Anyway as a general rule you should trust Vegas to have produce accurately matching DV and DVD MPEG output where hue/sat/lum is concerned. If you find differently we'd like to know about it-
farss wrote on 9/13/2004, 3:00 PM
Good to see someone else getting the same answers as I did. Does kind of make a joke of the idea of putting test patterns onto DVDs to calibrate monitors.

Bob.
StormMarc wrote on 9/13/2004, 3:45 PM
My guess is that your problem is that DV has a black pedestal of 0 IRE and your analog TV expects 7.5 IRE signal (set-up).

What I do is:

1. Send my DV (from a firewire card) through a Canopus ADVC-100 convertor and set the black level analog output to 7.5 IRE. This feeds my monitors that are calibrated to a 7.5 IRE signal. So basically I am adding the proper black level to the footage for analog viewing on a USA tv set and my color corrections will be correct.

2. When I make DVD's I use Cinemacraft (set at 16-235) and the Panasonic DVD player appears to add it's own black level boost because they look good. Whenever I have tried to add set-up to the original DV footage through color correction (then mastered to DVD) they look washed out.

3. Another note: When I record to VHS from DV I make sure I add the 7.5 set-up to the 0 IRE DV footage. This is because the orginal DV should stay at the 0 IRE level standard but analog tapes should have 7.5 set-up.

4. Keep in mind that if your doing your analog conversion through a DV deck or camera you have to find out if your unit adds 7.5 IRE set-up to it's analog outputs. I have a Sony WV-DR7 which does not. I have heard that the JVC units do add set-up.

Using the system above has kept my videos fairly standard.

Here's a good article in regards to the black level issues with DV.

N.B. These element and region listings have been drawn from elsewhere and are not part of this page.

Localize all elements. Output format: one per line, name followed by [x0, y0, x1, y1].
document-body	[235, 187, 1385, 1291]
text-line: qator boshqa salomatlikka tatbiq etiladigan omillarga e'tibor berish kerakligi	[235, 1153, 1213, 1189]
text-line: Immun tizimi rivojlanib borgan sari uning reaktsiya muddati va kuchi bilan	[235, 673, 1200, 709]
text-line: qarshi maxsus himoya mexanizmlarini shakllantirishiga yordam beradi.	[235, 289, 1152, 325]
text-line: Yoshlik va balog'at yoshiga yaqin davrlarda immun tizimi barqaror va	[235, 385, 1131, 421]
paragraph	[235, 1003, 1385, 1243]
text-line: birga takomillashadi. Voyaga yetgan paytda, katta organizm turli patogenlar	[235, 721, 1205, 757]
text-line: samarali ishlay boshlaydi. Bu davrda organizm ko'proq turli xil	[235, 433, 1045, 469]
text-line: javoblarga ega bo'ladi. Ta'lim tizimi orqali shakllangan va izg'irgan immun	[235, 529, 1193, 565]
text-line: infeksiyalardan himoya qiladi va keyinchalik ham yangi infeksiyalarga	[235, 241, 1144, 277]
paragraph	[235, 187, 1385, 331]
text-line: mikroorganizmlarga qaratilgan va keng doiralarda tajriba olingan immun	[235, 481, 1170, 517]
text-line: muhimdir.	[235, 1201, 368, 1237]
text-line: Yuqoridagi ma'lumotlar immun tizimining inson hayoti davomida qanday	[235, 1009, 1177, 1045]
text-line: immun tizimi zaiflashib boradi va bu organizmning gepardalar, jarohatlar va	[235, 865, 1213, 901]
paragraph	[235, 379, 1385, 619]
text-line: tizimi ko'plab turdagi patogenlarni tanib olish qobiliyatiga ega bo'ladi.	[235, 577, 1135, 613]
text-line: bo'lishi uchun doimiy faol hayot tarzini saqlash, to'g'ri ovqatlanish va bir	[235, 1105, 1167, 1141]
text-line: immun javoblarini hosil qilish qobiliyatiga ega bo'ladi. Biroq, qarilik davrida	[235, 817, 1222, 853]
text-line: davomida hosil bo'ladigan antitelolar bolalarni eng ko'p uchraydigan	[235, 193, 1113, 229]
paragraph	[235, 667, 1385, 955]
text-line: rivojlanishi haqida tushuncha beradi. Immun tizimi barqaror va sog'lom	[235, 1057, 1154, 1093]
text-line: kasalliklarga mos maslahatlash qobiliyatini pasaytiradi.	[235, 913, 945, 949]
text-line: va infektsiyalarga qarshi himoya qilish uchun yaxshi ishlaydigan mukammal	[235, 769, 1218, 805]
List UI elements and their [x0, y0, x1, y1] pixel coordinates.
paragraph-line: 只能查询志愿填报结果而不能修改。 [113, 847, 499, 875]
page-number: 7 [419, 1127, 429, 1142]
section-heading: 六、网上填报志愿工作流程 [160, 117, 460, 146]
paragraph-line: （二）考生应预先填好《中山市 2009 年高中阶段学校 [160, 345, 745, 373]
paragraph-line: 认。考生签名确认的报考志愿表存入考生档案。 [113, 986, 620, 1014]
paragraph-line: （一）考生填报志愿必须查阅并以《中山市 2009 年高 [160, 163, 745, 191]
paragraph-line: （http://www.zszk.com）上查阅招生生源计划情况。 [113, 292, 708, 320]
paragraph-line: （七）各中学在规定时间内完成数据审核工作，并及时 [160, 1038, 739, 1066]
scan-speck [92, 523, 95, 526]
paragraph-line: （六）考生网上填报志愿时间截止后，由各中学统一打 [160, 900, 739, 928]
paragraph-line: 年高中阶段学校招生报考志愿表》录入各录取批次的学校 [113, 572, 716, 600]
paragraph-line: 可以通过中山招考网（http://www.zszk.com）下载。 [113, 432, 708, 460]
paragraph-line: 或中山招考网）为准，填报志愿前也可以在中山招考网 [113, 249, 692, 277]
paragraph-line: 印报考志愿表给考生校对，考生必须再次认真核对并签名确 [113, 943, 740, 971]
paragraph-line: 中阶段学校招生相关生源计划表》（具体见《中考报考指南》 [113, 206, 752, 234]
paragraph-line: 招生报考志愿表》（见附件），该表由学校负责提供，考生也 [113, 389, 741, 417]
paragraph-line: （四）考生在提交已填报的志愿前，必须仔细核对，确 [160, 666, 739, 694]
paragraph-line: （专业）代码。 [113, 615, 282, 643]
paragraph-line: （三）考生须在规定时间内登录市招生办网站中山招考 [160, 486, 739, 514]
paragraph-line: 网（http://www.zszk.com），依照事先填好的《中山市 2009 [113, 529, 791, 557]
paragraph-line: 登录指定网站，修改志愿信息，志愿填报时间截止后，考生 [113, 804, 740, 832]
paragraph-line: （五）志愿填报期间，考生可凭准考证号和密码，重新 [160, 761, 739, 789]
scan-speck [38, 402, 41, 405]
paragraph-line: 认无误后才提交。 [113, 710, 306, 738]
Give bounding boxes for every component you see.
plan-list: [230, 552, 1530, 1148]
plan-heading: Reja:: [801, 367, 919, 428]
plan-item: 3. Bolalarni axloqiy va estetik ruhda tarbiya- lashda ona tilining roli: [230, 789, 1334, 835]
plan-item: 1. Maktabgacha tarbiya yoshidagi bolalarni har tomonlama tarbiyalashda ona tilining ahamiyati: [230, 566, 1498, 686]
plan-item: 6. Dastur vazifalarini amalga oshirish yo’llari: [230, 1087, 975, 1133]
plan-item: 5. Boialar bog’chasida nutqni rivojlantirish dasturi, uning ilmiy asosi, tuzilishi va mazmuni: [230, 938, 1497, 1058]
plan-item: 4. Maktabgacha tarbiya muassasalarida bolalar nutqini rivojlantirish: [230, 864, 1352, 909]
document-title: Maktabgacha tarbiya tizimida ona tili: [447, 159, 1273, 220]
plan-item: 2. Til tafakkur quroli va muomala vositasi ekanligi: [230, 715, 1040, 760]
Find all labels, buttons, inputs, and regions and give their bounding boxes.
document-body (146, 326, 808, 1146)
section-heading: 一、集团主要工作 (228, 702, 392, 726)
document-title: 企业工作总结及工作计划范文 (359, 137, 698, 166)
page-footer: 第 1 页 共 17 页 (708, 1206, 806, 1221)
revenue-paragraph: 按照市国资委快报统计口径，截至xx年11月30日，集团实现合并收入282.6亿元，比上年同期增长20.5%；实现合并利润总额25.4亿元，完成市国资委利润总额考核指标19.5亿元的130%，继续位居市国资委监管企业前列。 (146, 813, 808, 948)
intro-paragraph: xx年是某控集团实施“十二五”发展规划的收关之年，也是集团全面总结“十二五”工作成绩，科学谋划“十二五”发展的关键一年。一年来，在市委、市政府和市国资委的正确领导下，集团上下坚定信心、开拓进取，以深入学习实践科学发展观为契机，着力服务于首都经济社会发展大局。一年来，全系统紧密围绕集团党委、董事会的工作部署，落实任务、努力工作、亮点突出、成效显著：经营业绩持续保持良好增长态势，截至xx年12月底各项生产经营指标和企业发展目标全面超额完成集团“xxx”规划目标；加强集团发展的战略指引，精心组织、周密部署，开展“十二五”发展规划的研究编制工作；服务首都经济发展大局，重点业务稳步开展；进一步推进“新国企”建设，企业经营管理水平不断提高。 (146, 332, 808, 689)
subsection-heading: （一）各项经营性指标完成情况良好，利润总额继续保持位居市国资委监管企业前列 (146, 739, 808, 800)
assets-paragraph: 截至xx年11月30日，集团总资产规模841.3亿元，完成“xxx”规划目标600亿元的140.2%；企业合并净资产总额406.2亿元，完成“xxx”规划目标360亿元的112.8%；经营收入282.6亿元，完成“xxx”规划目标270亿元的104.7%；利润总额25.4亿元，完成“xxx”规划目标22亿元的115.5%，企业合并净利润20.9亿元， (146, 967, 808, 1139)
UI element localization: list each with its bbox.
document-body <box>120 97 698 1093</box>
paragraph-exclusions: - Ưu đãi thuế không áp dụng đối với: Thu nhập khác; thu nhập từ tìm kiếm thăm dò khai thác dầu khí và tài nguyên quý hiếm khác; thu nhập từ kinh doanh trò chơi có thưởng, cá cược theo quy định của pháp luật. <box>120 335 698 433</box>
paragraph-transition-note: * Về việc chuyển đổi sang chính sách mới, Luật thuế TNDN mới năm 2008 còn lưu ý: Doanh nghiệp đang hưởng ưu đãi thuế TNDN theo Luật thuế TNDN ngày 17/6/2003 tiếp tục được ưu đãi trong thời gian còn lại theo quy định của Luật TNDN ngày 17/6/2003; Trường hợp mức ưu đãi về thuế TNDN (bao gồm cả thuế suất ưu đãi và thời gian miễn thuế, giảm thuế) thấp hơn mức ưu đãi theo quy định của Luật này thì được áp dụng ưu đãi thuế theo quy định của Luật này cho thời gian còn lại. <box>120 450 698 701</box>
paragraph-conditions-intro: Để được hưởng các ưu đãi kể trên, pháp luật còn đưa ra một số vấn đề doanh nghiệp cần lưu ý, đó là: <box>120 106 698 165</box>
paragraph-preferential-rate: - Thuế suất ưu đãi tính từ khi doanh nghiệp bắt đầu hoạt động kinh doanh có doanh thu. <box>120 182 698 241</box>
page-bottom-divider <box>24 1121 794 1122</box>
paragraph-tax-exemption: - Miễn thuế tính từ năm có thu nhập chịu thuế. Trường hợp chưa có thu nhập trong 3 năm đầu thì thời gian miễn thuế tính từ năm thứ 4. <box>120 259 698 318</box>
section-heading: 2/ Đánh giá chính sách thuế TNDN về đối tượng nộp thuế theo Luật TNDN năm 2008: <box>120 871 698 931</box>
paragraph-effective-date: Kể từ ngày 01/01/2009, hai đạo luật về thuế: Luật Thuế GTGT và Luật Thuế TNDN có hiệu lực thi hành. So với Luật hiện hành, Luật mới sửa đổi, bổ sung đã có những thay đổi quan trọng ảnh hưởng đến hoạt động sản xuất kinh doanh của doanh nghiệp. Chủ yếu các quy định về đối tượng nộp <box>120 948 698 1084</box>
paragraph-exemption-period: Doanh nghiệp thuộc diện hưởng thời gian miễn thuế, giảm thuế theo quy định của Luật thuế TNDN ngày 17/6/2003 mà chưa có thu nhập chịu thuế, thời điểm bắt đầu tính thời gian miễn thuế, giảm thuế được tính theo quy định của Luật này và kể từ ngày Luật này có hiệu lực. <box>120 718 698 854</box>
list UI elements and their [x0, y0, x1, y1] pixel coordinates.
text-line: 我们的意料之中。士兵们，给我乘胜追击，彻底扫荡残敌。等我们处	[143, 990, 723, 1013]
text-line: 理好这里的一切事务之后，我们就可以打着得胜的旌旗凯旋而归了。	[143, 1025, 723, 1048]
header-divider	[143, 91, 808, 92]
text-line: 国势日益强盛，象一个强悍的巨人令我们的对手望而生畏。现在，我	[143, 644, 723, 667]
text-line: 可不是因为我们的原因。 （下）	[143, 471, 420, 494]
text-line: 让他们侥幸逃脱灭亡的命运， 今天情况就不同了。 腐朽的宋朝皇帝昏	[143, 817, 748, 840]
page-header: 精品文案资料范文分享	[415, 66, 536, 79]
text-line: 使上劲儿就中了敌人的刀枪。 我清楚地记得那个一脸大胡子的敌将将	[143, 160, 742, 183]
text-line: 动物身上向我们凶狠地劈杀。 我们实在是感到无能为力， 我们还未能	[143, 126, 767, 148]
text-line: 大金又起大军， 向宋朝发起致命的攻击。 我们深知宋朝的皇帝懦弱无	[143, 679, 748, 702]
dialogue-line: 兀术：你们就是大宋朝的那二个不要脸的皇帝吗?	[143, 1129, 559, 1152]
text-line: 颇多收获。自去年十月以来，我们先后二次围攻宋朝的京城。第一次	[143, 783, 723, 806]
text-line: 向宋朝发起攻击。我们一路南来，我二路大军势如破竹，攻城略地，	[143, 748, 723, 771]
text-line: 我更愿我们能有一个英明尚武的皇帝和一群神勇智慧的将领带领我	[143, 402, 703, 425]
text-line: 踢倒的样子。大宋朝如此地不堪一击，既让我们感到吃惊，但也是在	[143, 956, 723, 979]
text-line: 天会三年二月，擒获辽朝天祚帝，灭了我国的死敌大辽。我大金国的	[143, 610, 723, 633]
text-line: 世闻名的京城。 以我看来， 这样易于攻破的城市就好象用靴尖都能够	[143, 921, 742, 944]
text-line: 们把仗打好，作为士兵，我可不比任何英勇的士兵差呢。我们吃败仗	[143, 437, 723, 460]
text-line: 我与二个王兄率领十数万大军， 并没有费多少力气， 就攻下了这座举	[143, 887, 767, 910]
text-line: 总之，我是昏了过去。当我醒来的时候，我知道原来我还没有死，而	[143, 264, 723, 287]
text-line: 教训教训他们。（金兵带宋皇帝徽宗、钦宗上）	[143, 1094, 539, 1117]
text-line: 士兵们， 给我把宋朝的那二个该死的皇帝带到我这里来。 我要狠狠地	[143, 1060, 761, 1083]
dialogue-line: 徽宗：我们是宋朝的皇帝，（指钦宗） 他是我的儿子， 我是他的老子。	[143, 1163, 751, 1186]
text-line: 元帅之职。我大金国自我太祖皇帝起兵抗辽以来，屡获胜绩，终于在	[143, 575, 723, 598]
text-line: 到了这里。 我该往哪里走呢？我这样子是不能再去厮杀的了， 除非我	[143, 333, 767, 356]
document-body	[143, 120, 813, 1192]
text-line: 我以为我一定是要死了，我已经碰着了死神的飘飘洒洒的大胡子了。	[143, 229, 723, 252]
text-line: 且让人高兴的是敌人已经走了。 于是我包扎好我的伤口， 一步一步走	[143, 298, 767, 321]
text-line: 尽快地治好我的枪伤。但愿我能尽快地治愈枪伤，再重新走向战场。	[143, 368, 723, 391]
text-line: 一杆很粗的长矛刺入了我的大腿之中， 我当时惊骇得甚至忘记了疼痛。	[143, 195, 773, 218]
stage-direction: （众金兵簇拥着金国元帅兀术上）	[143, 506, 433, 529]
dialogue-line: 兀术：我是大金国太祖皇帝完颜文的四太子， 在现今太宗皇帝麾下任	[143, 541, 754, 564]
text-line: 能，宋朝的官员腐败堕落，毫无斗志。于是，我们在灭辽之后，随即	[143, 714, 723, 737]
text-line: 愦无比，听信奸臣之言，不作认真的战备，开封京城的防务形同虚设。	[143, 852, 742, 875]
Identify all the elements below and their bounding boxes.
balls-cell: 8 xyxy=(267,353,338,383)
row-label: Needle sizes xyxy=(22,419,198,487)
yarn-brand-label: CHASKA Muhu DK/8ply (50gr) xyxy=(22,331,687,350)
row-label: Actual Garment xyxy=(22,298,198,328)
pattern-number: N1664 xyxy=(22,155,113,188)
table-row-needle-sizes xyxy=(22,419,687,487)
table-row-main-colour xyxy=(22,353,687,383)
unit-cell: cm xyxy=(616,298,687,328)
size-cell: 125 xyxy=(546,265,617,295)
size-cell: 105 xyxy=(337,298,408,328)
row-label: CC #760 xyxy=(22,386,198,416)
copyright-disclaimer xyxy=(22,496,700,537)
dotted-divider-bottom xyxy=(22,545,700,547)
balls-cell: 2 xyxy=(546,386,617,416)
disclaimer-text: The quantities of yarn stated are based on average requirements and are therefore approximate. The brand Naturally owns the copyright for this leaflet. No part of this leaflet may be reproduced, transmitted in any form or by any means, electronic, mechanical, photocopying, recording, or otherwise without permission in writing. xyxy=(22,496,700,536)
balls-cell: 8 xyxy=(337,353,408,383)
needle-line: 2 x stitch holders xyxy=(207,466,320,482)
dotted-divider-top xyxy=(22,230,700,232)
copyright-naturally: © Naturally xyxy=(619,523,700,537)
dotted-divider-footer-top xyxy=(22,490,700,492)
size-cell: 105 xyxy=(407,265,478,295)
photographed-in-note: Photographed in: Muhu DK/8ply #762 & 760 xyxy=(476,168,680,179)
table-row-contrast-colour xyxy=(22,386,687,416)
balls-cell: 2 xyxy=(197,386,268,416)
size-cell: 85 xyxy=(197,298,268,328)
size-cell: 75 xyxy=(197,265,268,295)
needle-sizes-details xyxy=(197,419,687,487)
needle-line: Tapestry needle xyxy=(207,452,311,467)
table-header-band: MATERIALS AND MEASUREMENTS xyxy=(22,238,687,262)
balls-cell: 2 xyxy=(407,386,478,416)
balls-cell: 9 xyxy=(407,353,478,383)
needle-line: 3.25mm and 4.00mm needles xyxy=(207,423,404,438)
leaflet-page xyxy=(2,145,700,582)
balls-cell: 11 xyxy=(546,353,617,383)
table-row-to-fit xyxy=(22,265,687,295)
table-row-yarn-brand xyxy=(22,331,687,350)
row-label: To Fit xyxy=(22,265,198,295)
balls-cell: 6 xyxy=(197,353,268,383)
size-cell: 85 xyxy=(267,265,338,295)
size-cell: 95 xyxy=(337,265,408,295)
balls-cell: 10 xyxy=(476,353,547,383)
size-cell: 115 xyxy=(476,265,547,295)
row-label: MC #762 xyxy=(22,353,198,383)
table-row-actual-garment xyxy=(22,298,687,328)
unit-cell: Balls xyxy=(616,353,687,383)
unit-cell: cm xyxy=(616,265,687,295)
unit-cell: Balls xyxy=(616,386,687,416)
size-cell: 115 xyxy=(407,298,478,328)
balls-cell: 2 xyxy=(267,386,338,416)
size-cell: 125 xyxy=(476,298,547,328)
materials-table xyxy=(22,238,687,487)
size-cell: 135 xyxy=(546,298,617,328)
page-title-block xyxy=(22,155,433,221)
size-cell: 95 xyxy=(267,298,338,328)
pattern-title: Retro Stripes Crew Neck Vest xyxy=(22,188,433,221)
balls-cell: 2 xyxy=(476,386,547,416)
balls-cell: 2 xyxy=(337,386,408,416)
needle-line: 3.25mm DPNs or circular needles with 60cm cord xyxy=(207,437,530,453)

http://www.adamwilt.com/DV-FAQ-tech.html#Setup

good luck,

Marc
RexA wrote on 9/14/2004, 2:15 AM
Hmmm. Interesting issues raised here.

Well, I guess if I use my AVIA calibration DVD to adjust my home theater TV, then things should be right, at least for all DVD's, though maybe not for other video sources if the DVD player itself is not "playing by the rules".

So many variables. Who do you trust?

I just tried to play an old VCD on my newest DVD player today and it was horrible -- digital blotches everywhere. I tested the player with a different VCD before I bought it. This "problem" VCD played fine on my old DVD player and the "test" VCD still plays on this one.

I don't think I have ever seen a DVD player that does everything right. In my experience the sites that rate DVD players about compatability are largely inaccurate too.